Lamb compared peanut marketing to a baseball game. “You don't want to score 10 runs in the first inning and then give up the rest of your at-bats,” he said. “But you don't want to wait for a last inning rally either. Look for a balanced attack.”
Lamb said four factors will affect peanut prices for the 2004 crop: prices for other commodities, price for peanuts, production estimates from Argentina and China, and market options.
“Corn prices have rallied this year. Recent rallies for soybeans pushed them above $7. Cotton had a recent drop.”
He said rallies for those crops help push up peanut prices. “Buyers will offer what's necessary to assure they get the acreage to fill demand.”
Consumption is up, so buyers will be looking for peanuts. “It's been a bullish market,” Lamb said. “Usage was up 13.7 percent in December compared to usual December figures. U.S. peanut usage for the 2003 market year, through five months, registered a 7 percent increase. That's good news for the peanut industry.”

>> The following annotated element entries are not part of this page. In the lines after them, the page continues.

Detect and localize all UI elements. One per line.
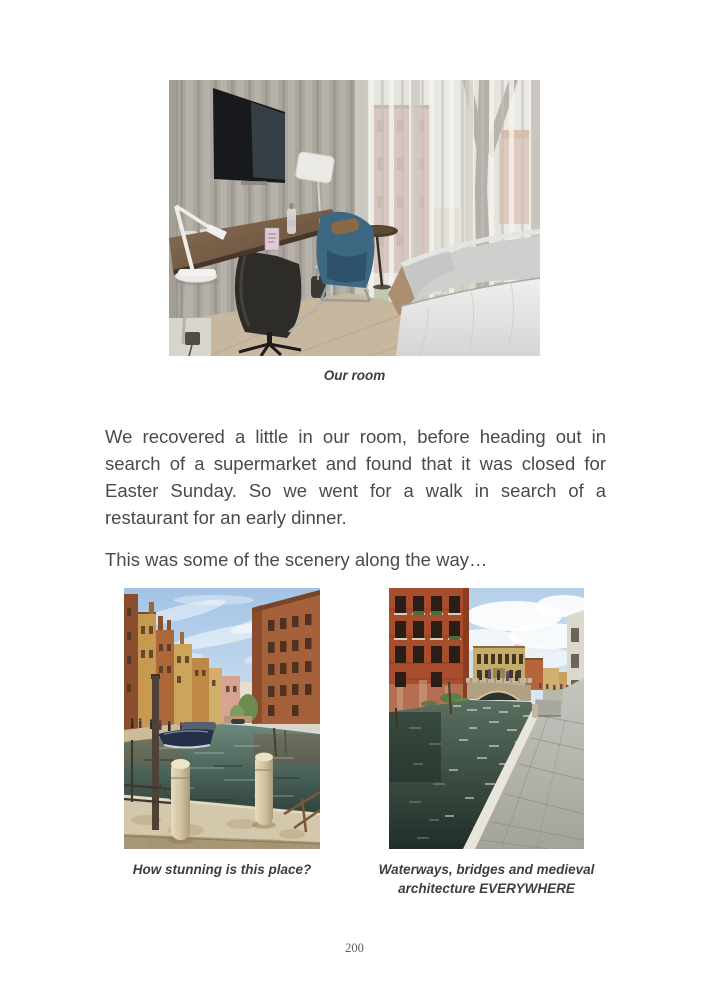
stone-bridge [466,678,532,701]
venice-canal-walkway-photo [389,588,584,849]
red-brick-palazzo [389,588,471,712]
caption-how-stunning: How stunning is this place? [132,862,312,877]
hotel-room-photo [169,80,540,356]
figure-hotel-room [169,80,540,385]
paragraph-scenery-intro: This was some of the scenery along the way… [105,549,488,570]
page-number: 200 [345,941,364,955]
figure-canal-walkway [378,588,595,898]
figure-canal-bollards [124,588,320,879]
venice-canal-bollards-photo [124,588,320,849]
wall-panel-and-outlet [169,318,211,356]
right-brick-building [252,590,320,732]
caption-our-room: Our room [323,368,386,383]
paragraph-recovered-in-room: We recovered a little in our room, before heading out in search of a supermarket and found that it was closed for Easter Sunday. So we went for a walk in search of a restaurant for an early dinner. [105,426,606,528]
caption-waterways-bridges: Waterways, bridges and medieval architecture EVERYWHERE [378,862,595,896]
info-card [265,228,279,250]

Lamb said the price increase offers a classic good news bad news scenario. “For every dollar the national posted price goes up, the counter cyclical payment goes down a dollar on base acreage.”
Lamb said a national posted price of 19.5 cents a pound equals $390 per ton and a counter cyclical payment of $69 per ton.
Lack of a futures market hamstrings peanut farmers to some extent. “Farmers need to own some of their peanuts when prices go up so they can take advantage of the rallies.”
Lamb said decreased production from competitors will stimulate prices. Argentine and China have small crops. China's production is off some 2 million tons, about what the United States grows. “China currently needs to import peanuts and Europeans are moving back into the market for U.S. peanuts.”
He said Argentina's crop is also smaller than usual. “And they have some quality problems.”
He said peanut production provides farmers a potentially profitable enterprise option for 2004 but urged growers to consider all their sales options carefully. “It's too early to predict what the market factors will do to peanut prices, so growers need to devise a balanced sales strategy.”